エレクトロニカ勢やラスターノートンなどのクリックよりの世界において、ニューシングス時代の阿木譲が試していたような観点からのジャズ的な要素を全編エレクトロニクスで行っている、そんな作品は多数あったように感じますが、このようにストレートとストレートな混合は帯にも書いてますが、突然変異と書かれてあるぐらいに良い塩梅の作品に驚きます。

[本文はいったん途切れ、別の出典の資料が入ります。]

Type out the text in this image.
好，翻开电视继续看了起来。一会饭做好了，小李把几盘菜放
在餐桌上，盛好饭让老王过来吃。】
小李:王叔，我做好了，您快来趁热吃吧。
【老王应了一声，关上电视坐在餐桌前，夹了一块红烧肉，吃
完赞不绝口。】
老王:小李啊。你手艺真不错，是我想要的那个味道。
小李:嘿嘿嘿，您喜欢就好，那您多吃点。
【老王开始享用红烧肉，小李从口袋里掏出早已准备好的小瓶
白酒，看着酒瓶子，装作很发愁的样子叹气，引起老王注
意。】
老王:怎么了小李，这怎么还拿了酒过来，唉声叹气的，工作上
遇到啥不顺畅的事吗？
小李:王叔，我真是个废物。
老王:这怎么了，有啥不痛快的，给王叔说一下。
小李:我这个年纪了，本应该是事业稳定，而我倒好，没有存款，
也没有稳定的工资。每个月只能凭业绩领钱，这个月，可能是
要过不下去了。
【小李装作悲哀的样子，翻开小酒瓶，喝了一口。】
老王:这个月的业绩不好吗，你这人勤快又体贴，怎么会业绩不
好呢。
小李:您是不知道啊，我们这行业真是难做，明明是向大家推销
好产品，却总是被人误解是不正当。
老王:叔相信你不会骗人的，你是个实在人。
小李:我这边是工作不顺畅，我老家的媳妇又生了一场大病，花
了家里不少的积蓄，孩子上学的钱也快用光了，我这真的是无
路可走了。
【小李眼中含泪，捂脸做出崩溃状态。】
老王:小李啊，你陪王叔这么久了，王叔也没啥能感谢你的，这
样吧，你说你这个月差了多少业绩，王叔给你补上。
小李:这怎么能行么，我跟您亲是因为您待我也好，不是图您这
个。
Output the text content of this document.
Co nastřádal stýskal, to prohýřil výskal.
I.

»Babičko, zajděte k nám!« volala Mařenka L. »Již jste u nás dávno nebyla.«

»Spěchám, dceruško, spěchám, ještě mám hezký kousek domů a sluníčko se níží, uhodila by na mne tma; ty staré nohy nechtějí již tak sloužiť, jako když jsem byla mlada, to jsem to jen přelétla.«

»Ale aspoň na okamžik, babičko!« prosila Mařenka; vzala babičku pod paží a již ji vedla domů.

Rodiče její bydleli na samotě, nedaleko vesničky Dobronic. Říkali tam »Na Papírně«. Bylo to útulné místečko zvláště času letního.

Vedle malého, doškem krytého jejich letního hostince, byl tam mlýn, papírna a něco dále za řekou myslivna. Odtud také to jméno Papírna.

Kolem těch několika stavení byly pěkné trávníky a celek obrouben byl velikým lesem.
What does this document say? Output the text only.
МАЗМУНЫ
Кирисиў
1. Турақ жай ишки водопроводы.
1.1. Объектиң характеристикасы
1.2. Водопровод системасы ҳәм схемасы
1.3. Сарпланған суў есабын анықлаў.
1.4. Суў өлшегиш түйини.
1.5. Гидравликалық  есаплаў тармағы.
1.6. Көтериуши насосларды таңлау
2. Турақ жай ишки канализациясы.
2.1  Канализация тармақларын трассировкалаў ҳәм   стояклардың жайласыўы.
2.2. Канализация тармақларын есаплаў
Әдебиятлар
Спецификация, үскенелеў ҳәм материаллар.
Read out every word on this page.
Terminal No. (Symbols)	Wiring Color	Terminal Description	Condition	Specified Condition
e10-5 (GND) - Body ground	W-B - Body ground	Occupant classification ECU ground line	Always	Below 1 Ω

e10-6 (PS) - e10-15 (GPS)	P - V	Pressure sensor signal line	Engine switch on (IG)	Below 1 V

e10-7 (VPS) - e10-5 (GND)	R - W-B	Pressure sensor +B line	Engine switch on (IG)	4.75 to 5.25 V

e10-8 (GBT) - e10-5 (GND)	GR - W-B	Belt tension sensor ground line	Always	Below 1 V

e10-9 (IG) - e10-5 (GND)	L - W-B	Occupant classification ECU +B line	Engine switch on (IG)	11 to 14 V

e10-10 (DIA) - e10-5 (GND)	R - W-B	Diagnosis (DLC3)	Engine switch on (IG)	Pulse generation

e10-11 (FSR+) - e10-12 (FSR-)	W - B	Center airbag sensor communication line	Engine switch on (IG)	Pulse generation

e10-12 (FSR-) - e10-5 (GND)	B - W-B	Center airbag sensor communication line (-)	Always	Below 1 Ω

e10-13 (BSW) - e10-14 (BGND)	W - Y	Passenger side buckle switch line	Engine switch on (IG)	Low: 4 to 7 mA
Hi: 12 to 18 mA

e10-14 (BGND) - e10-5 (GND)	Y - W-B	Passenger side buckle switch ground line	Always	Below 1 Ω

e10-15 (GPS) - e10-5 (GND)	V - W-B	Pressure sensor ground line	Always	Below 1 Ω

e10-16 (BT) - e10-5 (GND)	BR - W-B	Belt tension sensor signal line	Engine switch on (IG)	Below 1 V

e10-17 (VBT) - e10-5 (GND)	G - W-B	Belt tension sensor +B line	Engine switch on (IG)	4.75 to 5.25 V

こちらのリリース元はEast Works Entertainmentという今は無きインディーレーベルからで、こちらのレーベルの所属メンバーを見ればなるほどとなるはず。メジャーからアンダーグラウンドまで面白い並びにワクワクします。
綾戸智恵、菊地成孔、東京ザヴィヌルバッハ、高田みどり、佐藤允彦。
ジャズの新しいスタイルを国際的レベルで追求することを目標に掲げていた日本のインディーレーベルだったからこその、こちらの作品の音が生み出されたのかもしれません。